L’impugnante non esplicita in alcun modo le ragioni per le quali la liquidazione del danno morale in misura pari alla metà di quello biologico da invalidità permanente darebbe, nella fattispecie, un risultato inappagante, limitandosi a richiamare, con mera clausola di stile, la gravità della menomazione.

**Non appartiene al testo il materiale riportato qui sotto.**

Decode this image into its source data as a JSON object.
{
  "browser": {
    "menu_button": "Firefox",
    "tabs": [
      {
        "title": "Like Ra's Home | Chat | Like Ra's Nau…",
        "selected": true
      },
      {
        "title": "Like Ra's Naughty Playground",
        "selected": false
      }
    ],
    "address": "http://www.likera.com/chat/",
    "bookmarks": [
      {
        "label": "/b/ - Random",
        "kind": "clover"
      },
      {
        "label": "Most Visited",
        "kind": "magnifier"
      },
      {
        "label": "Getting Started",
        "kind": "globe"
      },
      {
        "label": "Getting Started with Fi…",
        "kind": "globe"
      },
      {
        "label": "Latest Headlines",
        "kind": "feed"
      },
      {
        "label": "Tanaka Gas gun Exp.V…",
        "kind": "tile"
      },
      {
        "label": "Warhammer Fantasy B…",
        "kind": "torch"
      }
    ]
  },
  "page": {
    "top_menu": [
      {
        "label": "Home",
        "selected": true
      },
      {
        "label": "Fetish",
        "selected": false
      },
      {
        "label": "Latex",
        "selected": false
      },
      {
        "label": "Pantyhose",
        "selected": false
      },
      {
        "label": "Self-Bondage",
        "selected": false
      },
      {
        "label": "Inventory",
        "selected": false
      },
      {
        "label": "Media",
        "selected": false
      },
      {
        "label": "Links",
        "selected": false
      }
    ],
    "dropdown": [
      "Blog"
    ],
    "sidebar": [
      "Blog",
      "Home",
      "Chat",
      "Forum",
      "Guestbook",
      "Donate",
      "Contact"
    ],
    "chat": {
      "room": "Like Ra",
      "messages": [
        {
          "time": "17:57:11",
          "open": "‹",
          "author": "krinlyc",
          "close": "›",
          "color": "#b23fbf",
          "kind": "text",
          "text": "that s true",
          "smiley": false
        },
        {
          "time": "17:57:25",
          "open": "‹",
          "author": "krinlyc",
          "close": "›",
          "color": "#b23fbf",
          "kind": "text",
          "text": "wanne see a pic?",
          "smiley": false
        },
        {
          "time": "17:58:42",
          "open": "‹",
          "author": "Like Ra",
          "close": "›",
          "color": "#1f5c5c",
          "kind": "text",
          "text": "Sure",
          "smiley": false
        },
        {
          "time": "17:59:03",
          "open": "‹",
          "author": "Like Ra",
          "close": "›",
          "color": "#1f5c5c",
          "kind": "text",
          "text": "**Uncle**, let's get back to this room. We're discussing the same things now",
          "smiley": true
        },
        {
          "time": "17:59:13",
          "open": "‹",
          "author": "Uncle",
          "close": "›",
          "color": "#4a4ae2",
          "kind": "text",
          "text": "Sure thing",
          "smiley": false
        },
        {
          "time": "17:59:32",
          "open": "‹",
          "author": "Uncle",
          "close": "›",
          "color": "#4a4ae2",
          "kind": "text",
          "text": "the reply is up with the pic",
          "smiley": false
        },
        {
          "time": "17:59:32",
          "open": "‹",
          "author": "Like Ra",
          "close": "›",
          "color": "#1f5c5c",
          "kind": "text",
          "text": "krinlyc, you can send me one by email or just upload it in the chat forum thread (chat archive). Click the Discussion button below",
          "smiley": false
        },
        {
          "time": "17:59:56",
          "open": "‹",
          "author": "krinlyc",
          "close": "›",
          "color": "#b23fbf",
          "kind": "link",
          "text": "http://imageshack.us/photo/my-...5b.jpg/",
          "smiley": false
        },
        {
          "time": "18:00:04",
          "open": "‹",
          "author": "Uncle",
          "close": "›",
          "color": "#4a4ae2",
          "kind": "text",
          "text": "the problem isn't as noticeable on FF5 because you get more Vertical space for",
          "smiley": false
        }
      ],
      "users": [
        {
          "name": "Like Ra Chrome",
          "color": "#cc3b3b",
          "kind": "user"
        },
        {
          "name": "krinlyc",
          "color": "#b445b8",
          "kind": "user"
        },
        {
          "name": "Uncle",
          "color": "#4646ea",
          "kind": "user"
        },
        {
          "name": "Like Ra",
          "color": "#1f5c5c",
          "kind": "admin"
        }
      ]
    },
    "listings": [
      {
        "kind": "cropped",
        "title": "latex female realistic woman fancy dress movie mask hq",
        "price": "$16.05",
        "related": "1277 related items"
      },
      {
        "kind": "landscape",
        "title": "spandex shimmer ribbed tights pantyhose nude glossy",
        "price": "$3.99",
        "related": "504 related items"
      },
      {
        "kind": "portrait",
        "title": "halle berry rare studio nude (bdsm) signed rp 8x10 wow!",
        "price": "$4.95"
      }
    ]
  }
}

8 In definitiva, mentre vanno accolti il primo e il secondo motivo del ricorso principale; il primo e, per quanto di ragione, il secondo motivo di quello incidentale condizionato, devono essere rigettati il terzo motivo del ricorso principale, il terzo e il quarto motivo del ricorso incidentale.
La sentenza impugnata deve conseguente essere cassata, in relazione ai motivi accolti, con rinvio alla Corte d’appello di Catania in diversa composizione che, nel decidere, si atterrà ai criteri innanzi esposti.

 

 

                                                                                  P.Q.M.

 

La Corte, riunisce i ricorsi; accoglie il primo e il secondo motivo del ricorso principale; rigetta il terzo; accoglie il primo e, per quanto di ragione, il secondo motivo del ricorso incidentale condizionato; rigetta il terzo e il quarto; cassa la sentenza impugnata in relazione ai motivi accolti e rinvia, anche per le spese del giudizio di cassazione, alla Corte d’appello di Catania in diversa composizione.